19.10.15, 16:57 Florian Höhr
Einen Tag vor Beginn der TIFFCOM hat sich heute Abend das Tokio-Team (v.l.n.r.: Atsuko, Martin, Marion, Florian, Megumi und Nicolo) erstmals in voller Besetzung zusammengefunden um den ersten Festivaltag zu planen: Wer geht mit wem zu welchem Treffen; wer besucht welches Screening? Nachdem schließlich noch in einer knallharten Diskussion ausgefochten wurde, wer Morgen Shion Sonos "The Virgin Psychics" schauen darf hat sich die Runde auch schon aufgelöst – es müssen schließlich noch Treffen mit Firmenvertretern vorbereitet, Mails geschrieben, Jetlags überwunden und natürlich auch Blogbeiträge gepostet werden. Übrigens waren Marion, Martin und ich schon bei unserer Anreise nicht untätig: Dank des Bordprogramms unserer Airline konnten wir schon einige aktuelle japanische Produktionen sichten, darunter auch Takeshi Kitnos neuen Film "Ryuzo and the Seven Henchmen". In diesem kehrt Kitano nach den "Outrage"-Filmen wieder zu seinen komödiantischen Wurzeln zurück und erzählt die Geschichte von einer Gruppe alternder Yakuza, die es nochmal wissen wollen. Mit Kitanos Großtaten der 90er kann der Film leider nicht mehr mithalten, weshalb er auch nicht alle überzeugt hat. Die gut aufgelegte Besetzung und einige treffsichere Gags tragen aber dennoch zum Gelingen bei und vielleicht ist der Film ja bei Nippon Connection 2016 zu sehen?
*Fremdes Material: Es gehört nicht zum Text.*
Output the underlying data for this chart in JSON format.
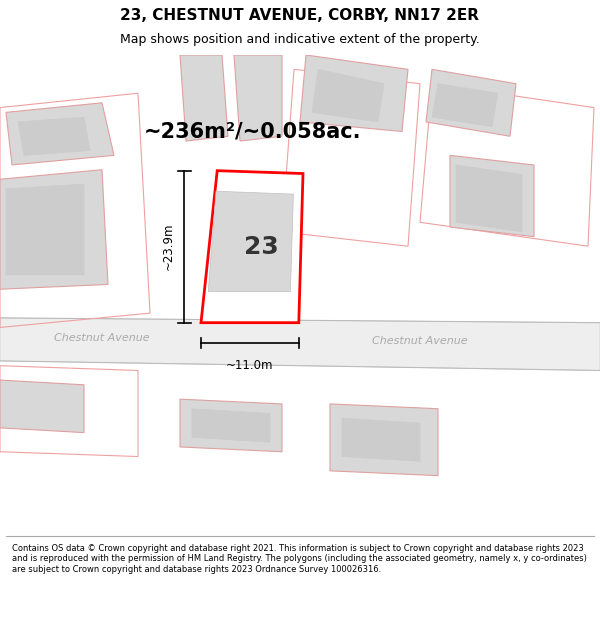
{
  "title": "23, CHESTNUT AVENUE, CORBY, NN17 2ER",
  "subtitle": "Map shows position and indicative extent of the property.",
  "area_text": "~236m²/~0.058ac.",
  "dim_width": "~11.0m",
  "dim_height": "~23.9m",
  "street_label_left": "Chestnut Avenue",
  "street_label_right": "Chestnut Avenue",
  "plot_number": "23",
  "footer": "Contains OS data © Crown copyright and database right 2021. This information is subject to Crown copyright and database rights 2023 and is reproduced with the permission of HM Land Registry. The polygons (including the associated geometry, namely x, y co-ordinates) are subject to Crown copyright and database rights 2023 Ordnance Survey 100026316.",
  "bg_color": "#ffffff",
  "highlight_fill": "#ffffff",
  "highlight_edge": "#ff0000",
  "title_color": "#000000",
  "text_color": "#000000",
  "footer_color": "#000000"
}
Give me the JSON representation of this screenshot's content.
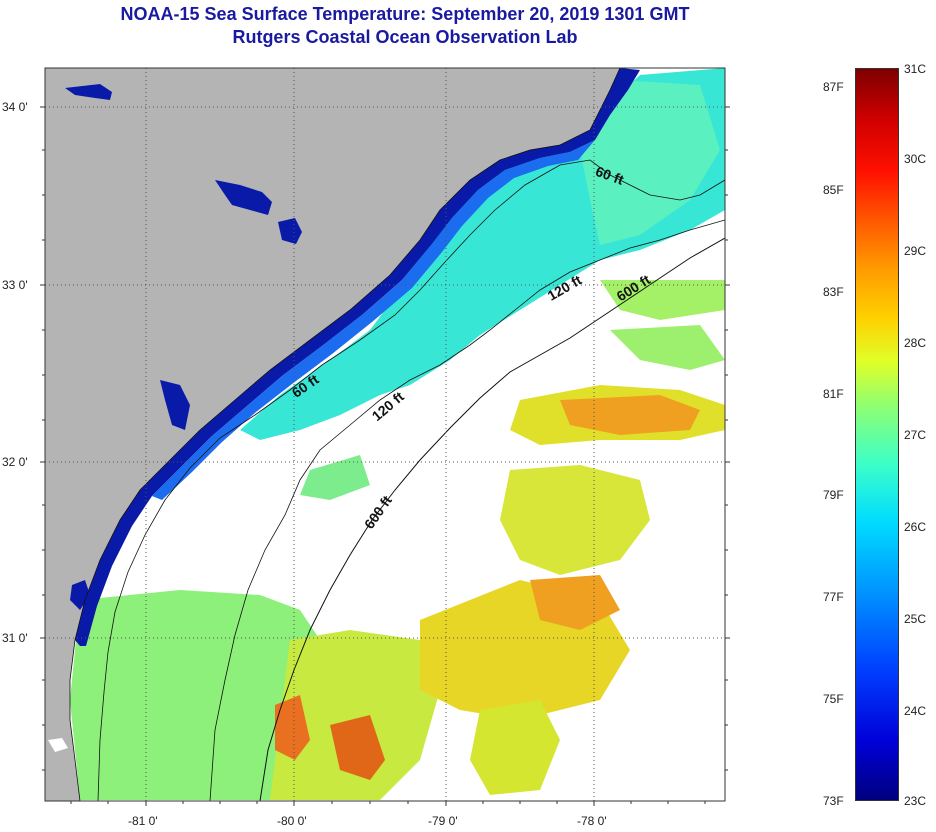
{
  "title": {
    "line1": "NOAA-15 Sea Surface Temperature:  September 20, 2019 1301 GMT",
    "line2": "Rutgers Coastal Ocean Observation Lab"
  },
  "map": {
    "lat_labels": [
      "34 0'",
      "33 0'",
      "32 0'",
      "31 0'"
    ],
    "lon_labels": [
      "-81 0'",
      "-80 0'",
      "-79 0'",
      "-78 0'"
    ],
    "contour_labels": [
      "60 ft",
      "60 ft",
      "120 ft",
      "120 ft",
      "600 ft",
      "600 ft"
    ],
    "colors": {
      "land": "#b4b4b4",
      "cold_nearshore": "#0a1aa8",
      "cool": "#30e0e0",
      "mid": "#8cf07a",
      "warm": "#e8e41e",
      "hot": "#f0901e",
      "hottest": "#e0621a",
      "cloud": "#ffffff"
    }
  },
  "colorbar": {
    "celsius_labels": [
      "31C",
      "30C",
      "29C",
      "28C",
      "27C",
      "26C",
      "25C",
      "24C",
      "23C"
    ],
    "fahrenheit_labels": [
      "87F",
      "85F",
      "83F",
      "81F",
      "79F",
      "77F",
      "75F",
      "73F"
    ]
  }
}
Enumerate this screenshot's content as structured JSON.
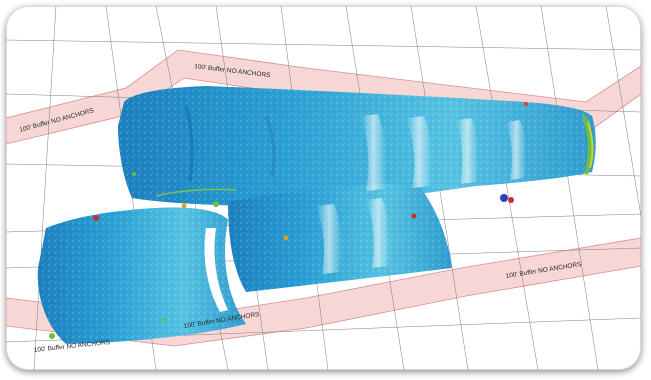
{
  "map": {
    "buffer_labels": [
      "100' Buffer NO ANCHORS",
      "100' Buffer NO ANCHORS",
      "100' Buffer NO ANCHORS",
      "100' Buffer NO ANCHORS",
      "100' Buffer NO ANCHORS"
    ],
    "colors": {
      "buffer_fill": "#f7d6d6",
      "buffer_edge": "#d98e8e",
      "sonar_blue": "#1f8fc8",
      "sonar_cyan": "#3fb3dc",
      "sonar_highlight": "#e8f7fb",
      "grid_line": "#7d7d7d"
    }
  }
}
17.10.15, 17:38 Florian Höhr
Morgen Abend wird ein kleiner Teil des Festivalteams nach Tokio aufbrechen um das Tokyo International Film Festival zu besuchen. Dort und auf dem vorher stattfindenden Filmmarkt, der TIFFCOM, werden wir wieder Filmemacher und Firmenvertreter treffen und vor allem viele neue Filme schauen um bei Nippon Connection 2016 ein vielseitiges Programm bieten zu können. Auch dieses Jahr werden wir wieder live aus Tokio berichten und in diesem Blog unsere Eindrücke vom Festival posten.